Date of this Version

2010

Citation

Jezierski, C., R. Loehman, and A. Schramm. 2010. Understanding the science of climate change: Talking points - impacts to Alaska Maritime and Transitional. Natural Resource Report NPS/NRPC/NRR - 2010/223.

Comments

US government work.

Abstract

Alaska is a huge state spanning 375 million acres and occupying nearly one-fifth of the land area for the contiguous 48 states. More than half of the coastline of the entire United States is in Alaska. Due to the great size and geographically diverse nature of Alaska, two bioregional documents were produced: “Boreal and Arctic” and “Alaska Maritime and Transitional.” In Alaska, the vast majority of the land is public; with approximately 222 million acres (approximately 60%) designated federal lands and another 90 million acres (approximately 24%) in state ownership. There are 17 National Park Service (NPS) areas in Alaska covering over 54 million acres; this represents two-thirds of the land in the entire National Park system. Wrangell-St. Elias is the largest NPS unit at over 13 million acres in size. There are 16 National Wildlife Refuges in Alaska totaling over 76 million acres, representing approximately 80% of the entire National Wildlife Refuge system. The two national forests in Alaska encompass nearly 22 million acres; Tongass National Forest is the largest United States Forest Service unit, with nearly 17 million acres. The Bureau of Land Management manages almost 78 million acres in Alaska.

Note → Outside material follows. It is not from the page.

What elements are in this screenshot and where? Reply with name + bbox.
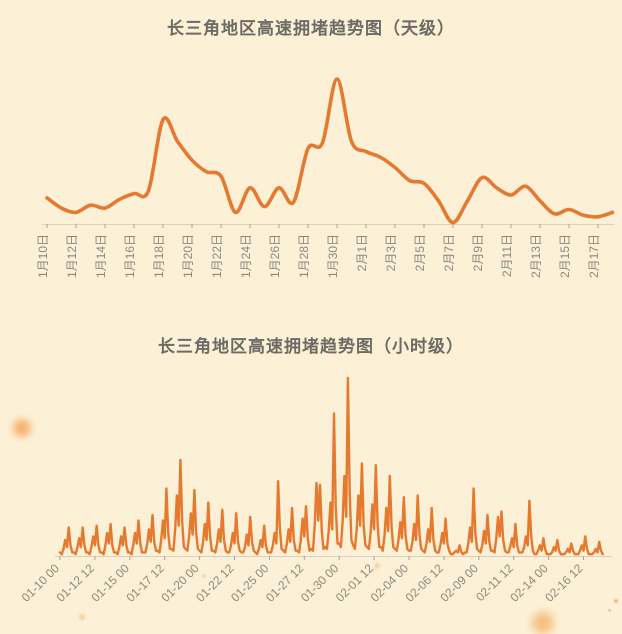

Climate changes in the Alaska Maritime and Transitional bioregion include increased mean, minimum, and maximum annual temperatures, and increasing spring and wintertime temperatures that have resulted in a longer growing growing season and shifting plant distributions. Regional models project a wintertime shift in temperatures from below to above freezing by the mid to late 21st century, a decrease in the annual number of snow-free and frost-free days, and a mean increase in annual air temperatures. Observed hydrologic changes within the bioregion are profound, including significant decreases in the number, mass, and volume of glaciers; increased rates of glacial retreat and thinning; increased volume of glacial runoff; and increasing stream temperatures. Projections for the coming century include further changes in seasonal and annual precipitation patterns (both snow and rainfall), continued drying of existing wetlands, and sea level rise resulting from continued melting and retreat of glaciers. Observed and predicted bioregional changes in temperature and hydrology affect vegetation and wildlife through altered seasonality of runoff, increased wildfire and insect activity, movement of forests and shrublands into wetlands and recently deglaciated areas, phenological shifts (altered timing of reproductive events such as fish spawning and bud burst), and major directional and elevational shifts in plant distributions and community assemblages. Direct effects of bioregional climate changes on human populations and infrastructure are structure damage from thawing permafrost, altered soil conditions, and shifts in water and plant communities, which may, in turn, affect animal communities and alter fire regimes. Changes in terrestrial and marine wildlife distributions may affect visitor viewing opportunities and complicate subsistence hunting throughout the region.